Some traders believe the $3 trillion mark is a key psychological level for the PBOC, but it risks rapidly churning through its remaining stockpile of reserves if the U.S. dollar keeps climbing and Beijing has to fight to steady the yuan.

Some Chinese government economists have put the minimum prudent level of reserves at somewhere between $1.62 trillion to $2 trillion.

MUCH DEPENDS ON TRUMP

One central bank adviser said earlier this month that China should use its foreign reserves to help maintain market confidence in the yuan, as expectations of further depreciation have led the exchange rate to weaken too far against the U.S dollar.

But government policy advisers do not believe that dumping U.S. Treasuries is among policy options to be considered by top leaders, even if China wants to retaliate against the United States. That will, of course, also depend on whether Trump carries through on his threats to declare China a currency manipulator, impose punitive tariffs on Chinese imports into the U.S., and whether he abandons the 'One China' policy.
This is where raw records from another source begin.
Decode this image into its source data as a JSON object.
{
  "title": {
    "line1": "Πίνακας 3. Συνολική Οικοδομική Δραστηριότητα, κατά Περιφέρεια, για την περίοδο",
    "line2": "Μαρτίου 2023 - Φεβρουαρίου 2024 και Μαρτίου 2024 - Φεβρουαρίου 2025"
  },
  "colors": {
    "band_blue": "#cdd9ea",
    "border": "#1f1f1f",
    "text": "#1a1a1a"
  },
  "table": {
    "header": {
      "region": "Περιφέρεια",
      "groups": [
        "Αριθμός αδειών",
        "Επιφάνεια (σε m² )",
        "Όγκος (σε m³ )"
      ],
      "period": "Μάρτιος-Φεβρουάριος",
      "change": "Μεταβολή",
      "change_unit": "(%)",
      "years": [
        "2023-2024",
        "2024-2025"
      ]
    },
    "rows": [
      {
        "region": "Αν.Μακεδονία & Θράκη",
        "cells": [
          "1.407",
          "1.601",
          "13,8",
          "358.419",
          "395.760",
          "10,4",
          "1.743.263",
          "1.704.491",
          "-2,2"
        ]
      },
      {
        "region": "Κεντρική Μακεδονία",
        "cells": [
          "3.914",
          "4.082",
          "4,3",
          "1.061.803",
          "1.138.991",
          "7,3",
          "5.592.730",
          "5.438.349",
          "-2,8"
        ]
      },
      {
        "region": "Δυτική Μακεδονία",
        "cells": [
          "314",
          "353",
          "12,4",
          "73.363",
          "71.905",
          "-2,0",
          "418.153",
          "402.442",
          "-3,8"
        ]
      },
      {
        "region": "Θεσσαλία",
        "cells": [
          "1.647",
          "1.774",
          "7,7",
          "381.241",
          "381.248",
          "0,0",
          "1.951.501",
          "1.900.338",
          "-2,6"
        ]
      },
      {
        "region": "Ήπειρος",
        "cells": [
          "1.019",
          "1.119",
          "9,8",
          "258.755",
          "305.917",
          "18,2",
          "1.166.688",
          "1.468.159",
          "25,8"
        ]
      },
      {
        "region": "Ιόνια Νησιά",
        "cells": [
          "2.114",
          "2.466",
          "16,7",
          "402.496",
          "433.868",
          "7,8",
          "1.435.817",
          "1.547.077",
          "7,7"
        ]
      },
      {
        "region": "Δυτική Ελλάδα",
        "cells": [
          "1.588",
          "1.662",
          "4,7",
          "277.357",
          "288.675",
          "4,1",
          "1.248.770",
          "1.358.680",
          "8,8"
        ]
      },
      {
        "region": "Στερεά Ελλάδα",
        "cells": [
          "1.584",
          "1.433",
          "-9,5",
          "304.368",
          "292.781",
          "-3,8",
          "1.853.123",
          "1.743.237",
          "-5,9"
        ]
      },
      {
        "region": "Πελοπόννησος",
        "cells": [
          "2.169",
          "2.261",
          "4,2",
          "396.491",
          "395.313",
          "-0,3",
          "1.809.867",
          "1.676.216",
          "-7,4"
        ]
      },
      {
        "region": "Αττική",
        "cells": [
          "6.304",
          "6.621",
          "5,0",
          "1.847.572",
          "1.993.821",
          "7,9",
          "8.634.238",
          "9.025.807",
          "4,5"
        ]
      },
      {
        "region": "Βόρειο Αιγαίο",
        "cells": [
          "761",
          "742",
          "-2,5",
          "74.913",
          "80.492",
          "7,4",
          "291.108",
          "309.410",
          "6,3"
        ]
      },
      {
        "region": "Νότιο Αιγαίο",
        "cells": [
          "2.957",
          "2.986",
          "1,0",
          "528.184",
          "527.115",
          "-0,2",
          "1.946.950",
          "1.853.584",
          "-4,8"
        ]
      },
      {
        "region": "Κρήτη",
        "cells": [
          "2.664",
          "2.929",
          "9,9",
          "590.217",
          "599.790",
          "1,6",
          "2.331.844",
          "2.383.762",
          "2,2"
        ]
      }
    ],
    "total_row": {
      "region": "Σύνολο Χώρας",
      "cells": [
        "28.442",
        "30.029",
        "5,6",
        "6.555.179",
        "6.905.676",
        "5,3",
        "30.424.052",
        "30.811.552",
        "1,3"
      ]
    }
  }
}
Liquidating a big chunk of U.S. debt holdings could roil financial markets and force the United States to scramble for funds, but analysts believe such a move by Beijing would risk starting a fire sale in which the value of its own portfolio would burn.

There are few alternatives to U.S. government bonds, with their negligible risk of default and positive yields.

“This (dumping U.S. debt) is a bad idea. It will not be among retaliatory measures to be considered by the government,” said one Chinese government policy adviser.